Saturday, February 25, 2012

Lesson 15: Shoulders Back

Our lesson this week was pretty good, we had a nice ride with a lot of good moments and hardly any shying or bad behavior.

Julie wants to see Louie's head about an inch lower than what I've been getting out of him, so I've got to keep working on that, though I have to say he's come a long way in the past 3 months!

We worked on a few cavaletti and I could feel Louie rushing through them, so we worked on slowing that down.  Almost half halt through them and get him so slow that he has to really push forward with his legs each time.  This will not only make our caveletti work and stifle strengthening more beneficial, but also it is beneficial for our training as if he rushes through this, he will also want to rush over jumps and even in flat work.

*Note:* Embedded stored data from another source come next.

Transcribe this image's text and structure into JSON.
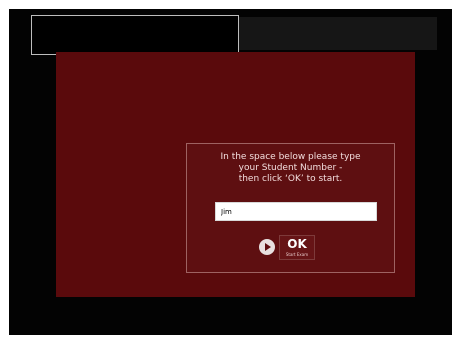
{
  "dialog": {
    "instruction_lines": [
      "In the space below please type",
      "your Student Number -",
      "then click ‘OK’ to start."
    ],
    "student_number_value": "Jim",
    "ok_label": "OK",
    "ok_sublabel": "Start Exam",
    "play_icon": "play-icon"
  },
  "colors": {
    "panel_background": "#5a0a0c",
    "dialog_border": "#9e6262",
    "outer_frame": "#030303"
  }
}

The last thing we did was deal with my hunched, rolled-forward shoulders (though I have to say I have been paying attention to this and I felt like I was riding more freely and straight- I put my stirrups down one notch- shhh! don't tell- as I felt that my cramped short legs were contributing to my crunched, mechanical posting and forward upper body).  Julie was having me sit up quite straight at the walk, and when she still wasn't satisfied with my shoulders, she took my whip away and put it behind my back, through my elbows. 

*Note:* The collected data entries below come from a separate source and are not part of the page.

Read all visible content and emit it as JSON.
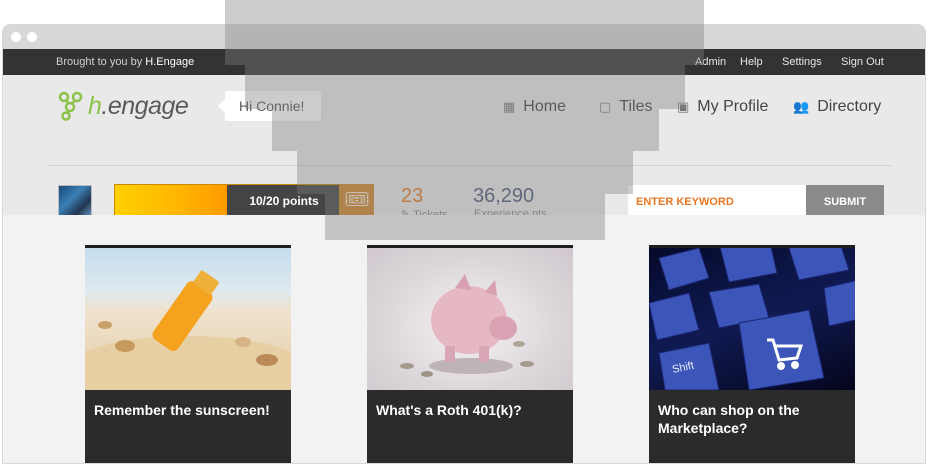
{
  "topbar": {
    "brought_prefix": "Brought to you by ",
    "brought_brand": "H.Engage",
    "links": [
      "Admin",
      "Help",
      "Settings",
      "Sign Out"
    ]
  },
  "header": {
    "logo_text_h": "h",
    "logo_text_rest": ".engage",
    "greeting": "Hi Connie!",
    "nav": [
      {
        "label": "Home",
        "icon": "grid-icon"
      },
      {
        "label": "Tiles",
        "icon": "tiles-icon"
      },
      {
        "label": "My Profile",
        "icon": "profile-card-icon"
      },
      {
        "label": "Directory",
        "icon": "people-icon"
      }
    ]
  },
  "stats": {
    "progress_label": "10/20 points",
    "progress_fraction": 0.5,
    "tickets_value": "23",
    "tickets_label": "Tickets",
    "experience_value": "36,290",
    "experience_label": "Experience pts"
  },
  "search": {
    "placeholder": "ENTER KEYWORD",
    "submit_label": "SUBMIT"
  },
  "cards": [
    {
      "title": "Remember the sunscreen!"
    },
    {
      "title": "What's a Roth 401(k)?"
    },
    {
      "title": "Who can shop on the Marketplace?"
    }
  ],
  "colors": {
    "topbar_bg": "#333333",
    "logo_green": "#8bc34a",
    "accent_orange": "#e87722",
    "progress_yellow": "#ffd000"
  }
}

This was pretty uncomfortable, but helped to at least get my mid-back straight.  I did note right away that my low back wanted to arch when we did this, so we're going to be very careful about this and only do it for a little while.  Julie is fairly certain that Bill Woods, the clinician who is coming at the end of the month (and yes, I'm going to take a lesson from him!) is going to make me do this, so we figured, might as well get used to the idea. 

I did notice that while I could barely hold onto my reins like this, we had some really nice walk and trot circles, and I couldn't believe how steady and on the contact Louie was when I rode like this- goes to show how our horses appreciate when we don't constantly pester their mouths. 

So I have to wonder, they do make a wrap type device to help keep the shoulders back, has anybody tried this?  Does it work?  I am thinking I may need to look into some kind of external aid to help me with this has been such a long-standing (think: lifelong) issue. . . I'm going to have to look into it!